Neuwied plant 3.500 neue Wohnungen bis 2040 – mit innovativen Konzepten gegen Wohnungsmangel
Neuwied plant 3.500 neue Wohnungen bis 2040 – mit innovativen Konzepten gegen Wohnungsmangel
Neuwied stellt neue Wohnraumstrategie vor, um wachsende Nachfrage bis 2040 zu decken
Die Stadt Neuwied hat ein neues Wohnungsversorgungskonzept vorgestellt, um den steigenden Bedarf an Wohnungen in den nächsten zwei Jahrzehnten zu bewältigen. Bis 2040 sollen rund 3.500 zusätzliche Wohnungen entstehen. Laut Stadtverwaltung wird der Ansatz die künftige Entwicklung durch gezielte Maßnahmen und große Projekte prägen.
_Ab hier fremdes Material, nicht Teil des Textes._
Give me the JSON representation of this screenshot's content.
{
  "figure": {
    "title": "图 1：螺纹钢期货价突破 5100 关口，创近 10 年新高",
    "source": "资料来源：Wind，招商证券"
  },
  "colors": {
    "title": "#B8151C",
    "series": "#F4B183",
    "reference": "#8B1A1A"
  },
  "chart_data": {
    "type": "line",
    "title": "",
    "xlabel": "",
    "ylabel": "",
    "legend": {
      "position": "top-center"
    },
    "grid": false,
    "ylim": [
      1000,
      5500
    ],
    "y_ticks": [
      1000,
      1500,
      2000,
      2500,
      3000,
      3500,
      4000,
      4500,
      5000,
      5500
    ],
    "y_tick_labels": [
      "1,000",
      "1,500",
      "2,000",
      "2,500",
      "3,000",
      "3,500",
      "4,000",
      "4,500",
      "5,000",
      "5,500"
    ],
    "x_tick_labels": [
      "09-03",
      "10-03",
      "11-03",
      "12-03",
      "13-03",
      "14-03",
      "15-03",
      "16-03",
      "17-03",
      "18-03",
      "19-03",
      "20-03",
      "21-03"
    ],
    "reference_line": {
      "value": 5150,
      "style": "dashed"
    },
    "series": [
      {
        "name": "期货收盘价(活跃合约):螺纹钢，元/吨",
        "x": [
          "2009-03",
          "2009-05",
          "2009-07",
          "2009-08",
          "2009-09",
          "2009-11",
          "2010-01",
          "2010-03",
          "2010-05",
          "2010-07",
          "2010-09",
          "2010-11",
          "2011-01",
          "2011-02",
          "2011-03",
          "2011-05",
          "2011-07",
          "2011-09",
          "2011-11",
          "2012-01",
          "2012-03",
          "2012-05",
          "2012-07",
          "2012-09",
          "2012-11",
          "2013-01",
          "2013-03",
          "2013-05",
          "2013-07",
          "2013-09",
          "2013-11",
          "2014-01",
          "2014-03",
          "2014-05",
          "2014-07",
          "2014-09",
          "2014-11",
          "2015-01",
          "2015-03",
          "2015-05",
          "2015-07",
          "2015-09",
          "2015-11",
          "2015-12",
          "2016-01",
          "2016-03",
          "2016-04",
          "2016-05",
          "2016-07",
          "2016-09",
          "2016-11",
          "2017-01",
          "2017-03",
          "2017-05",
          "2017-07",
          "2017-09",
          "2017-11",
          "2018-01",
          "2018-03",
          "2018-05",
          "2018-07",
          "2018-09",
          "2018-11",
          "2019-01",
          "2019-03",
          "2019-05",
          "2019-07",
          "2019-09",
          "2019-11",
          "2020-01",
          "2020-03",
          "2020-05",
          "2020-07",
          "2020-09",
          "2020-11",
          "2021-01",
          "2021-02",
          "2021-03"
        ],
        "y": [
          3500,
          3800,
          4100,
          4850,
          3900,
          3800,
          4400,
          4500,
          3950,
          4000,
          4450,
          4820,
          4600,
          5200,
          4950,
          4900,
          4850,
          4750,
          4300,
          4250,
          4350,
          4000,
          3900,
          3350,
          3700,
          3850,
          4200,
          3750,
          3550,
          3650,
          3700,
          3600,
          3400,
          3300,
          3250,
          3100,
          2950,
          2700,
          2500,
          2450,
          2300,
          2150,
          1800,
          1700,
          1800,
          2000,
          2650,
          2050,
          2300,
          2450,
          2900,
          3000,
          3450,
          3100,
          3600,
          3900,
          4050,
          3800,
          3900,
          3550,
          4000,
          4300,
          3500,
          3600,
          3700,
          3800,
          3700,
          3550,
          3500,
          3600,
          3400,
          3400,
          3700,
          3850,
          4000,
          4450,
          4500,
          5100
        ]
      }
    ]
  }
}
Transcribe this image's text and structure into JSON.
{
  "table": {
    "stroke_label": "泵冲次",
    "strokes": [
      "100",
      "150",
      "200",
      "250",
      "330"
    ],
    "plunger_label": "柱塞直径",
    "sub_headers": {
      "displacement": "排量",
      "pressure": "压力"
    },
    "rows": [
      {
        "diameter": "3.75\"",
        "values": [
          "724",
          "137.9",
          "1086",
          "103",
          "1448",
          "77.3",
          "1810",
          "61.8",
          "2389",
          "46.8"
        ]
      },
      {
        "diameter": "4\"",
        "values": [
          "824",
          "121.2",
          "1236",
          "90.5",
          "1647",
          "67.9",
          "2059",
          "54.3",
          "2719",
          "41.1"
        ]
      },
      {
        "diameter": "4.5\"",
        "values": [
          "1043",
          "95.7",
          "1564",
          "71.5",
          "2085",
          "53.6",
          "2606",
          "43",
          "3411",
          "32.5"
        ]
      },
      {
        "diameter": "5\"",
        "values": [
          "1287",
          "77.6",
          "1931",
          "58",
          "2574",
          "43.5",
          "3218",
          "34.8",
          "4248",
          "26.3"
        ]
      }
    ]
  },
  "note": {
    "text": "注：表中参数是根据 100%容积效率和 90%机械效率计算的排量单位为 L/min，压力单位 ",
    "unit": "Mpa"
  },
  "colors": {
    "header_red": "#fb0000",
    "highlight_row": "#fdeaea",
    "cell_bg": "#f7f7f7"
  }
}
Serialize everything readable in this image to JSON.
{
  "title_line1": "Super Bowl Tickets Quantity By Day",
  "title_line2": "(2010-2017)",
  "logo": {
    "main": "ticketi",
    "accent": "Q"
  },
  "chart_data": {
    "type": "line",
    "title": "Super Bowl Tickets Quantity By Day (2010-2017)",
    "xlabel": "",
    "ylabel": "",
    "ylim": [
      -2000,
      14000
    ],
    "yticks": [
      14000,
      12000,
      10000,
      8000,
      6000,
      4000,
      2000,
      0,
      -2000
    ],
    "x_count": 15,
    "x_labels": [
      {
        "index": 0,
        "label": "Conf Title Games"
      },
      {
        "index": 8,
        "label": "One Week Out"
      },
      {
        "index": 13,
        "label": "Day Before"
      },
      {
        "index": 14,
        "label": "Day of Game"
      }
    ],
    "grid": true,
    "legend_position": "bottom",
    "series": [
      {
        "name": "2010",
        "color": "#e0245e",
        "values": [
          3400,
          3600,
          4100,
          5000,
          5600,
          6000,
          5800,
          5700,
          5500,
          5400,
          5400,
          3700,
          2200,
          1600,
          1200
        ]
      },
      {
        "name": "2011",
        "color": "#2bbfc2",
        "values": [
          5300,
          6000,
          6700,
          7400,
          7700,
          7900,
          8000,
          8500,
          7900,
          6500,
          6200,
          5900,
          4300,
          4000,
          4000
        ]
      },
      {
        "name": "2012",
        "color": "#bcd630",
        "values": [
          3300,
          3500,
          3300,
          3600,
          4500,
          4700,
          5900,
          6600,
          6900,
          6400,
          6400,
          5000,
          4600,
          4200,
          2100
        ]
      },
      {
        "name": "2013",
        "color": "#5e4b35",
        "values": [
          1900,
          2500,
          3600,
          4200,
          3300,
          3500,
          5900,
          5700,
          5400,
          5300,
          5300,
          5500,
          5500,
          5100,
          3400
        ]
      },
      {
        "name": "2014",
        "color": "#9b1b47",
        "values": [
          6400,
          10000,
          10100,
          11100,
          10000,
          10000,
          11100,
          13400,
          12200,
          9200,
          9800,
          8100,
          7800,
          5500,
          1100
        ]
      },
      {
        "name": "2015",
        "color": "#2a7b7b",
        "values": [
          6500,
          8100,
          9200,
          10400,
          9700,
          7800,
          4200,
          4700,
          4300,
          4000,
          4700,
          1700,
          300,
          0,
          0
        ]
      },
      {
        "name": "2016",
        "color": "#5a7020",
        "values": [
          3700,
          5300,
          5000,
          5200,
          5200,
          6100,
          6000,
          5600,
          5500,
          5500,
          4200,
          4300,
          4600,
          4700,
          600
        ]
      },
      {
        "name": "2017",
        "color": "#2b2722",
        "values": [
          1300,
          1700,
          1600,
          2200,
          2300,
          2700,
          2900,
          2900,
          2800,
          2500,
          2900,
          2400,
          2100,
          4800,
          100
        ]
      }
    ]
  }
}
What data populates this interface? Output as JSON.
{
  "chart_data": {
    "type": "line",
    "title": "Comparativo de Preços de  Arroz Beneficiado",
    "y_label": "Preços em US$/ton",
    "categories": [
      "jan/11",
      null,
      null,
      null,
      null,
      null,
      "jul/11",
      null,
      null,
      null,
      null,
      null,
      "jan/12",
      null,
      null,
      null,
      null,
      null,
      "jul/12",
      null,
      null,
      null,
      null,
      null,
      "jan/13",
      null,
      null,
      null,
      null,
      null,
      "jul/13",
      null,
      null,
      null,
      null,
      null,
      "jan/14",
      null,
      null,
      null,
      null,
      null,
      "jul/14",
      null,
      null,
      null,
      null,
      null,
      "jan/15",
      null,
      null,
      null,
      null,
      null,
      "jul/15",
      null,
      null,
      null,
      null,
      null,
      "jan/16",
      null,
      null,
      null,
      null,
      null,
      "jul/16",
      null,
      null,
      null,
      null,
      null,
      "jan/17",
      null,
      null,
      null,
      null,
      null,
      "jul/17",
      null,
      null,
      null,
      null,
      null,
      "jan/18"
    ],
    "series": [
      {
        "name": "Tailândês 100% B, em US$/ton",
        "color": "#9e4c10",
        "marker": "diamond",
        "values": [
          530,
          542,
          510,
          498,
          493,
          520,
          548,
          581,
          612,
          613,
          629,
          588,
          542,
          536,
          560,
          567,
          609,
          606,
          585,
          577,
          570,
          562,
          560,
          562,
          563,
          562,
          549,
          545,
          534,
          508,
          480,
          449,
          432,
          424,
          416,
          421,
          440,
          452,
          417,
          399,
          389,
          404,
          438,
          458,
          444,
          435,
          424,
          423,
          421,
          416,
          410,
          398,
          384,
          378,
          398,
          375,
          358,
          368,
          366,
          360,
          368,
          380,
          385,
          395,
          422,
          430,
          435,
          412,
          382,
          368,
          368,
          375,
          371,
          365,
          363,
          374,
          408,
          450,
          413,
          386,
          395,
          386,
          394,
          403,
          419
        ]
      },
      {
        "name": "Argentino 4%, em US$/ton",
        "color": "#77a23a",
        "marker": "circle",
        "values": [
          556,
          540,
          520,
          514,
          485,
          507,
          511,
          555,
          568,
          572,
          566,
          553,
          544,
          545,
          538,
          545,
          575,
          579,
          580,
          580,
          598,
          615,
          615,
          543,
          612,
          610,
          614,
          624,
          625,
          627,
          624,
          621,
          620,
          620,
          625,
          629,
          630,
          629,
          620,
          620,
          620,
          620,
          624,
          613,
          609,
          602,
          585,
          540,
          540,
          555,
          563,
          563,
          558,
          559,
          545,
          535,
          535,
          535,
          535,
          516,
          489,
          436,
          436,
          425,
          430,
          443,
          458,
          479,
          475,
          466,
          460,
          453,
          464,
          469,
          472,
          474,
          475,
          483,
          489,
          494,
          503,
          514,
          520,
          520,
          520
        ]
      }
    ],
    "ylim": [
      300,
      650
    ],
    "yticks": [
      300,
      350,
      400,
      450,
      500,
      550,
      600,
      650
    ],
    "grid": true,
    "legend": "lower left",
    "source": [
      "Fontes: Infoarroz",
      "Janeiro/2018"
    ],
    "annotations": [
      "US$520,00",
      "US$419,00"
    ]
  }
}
Das Konzept benennt sechs zentrale Handlungsfelder, um die Wohnraumbedürfnisse zu erfüllen. Dazu gehören die Mobilisierung von Flächen, die Erhöhung der Wohndichte sowie die Förderung bezahlbaren Wohnraums. Zudem stehen die Modernisierung bestehender Gebäude, die Beschleunigung von Verwaltungsverfahren und die Unterstützung innovativer Bauweisen im Fokus.
Demografische Veränderungen erfordern vielfältigere Wohnformen. Der Plan sieht kleinere Wohnungen, familienfreundliche Häuser und barrierefreie Lösungen für ältere Bürger vor. Durch energetische Sanierungen und Aufwertungen sollen Leerstände reaktiviert und der Markt entlastet werden.
Mehrere Großprojekte sind bereits in Umsetzung. Das Werth-Viertel, das Gelände der ehemaligen Rasselstein-Werke, das Boesner-Areal und das Hafenviertel tragen zur Wohnraumoffensive bei. Eine öffentliche Informationsveranstaltung zum Konzept findet am 11. Februar von 17:30 bis 19:00 Uhr im Food Hotel statt.
Neuwieds Strategie setzt auf eine Mischung aus Neubauten und Bestandsaufwertungen, um die wachsende Nachfrage zu decken. Die sechs Handlungsfelder und die großen Vorhaben werden die Wohnraumpolitik bis 2040 lenken. Interessierte können sich auf der anstehenden Veranstaltung über die Pläne informieren.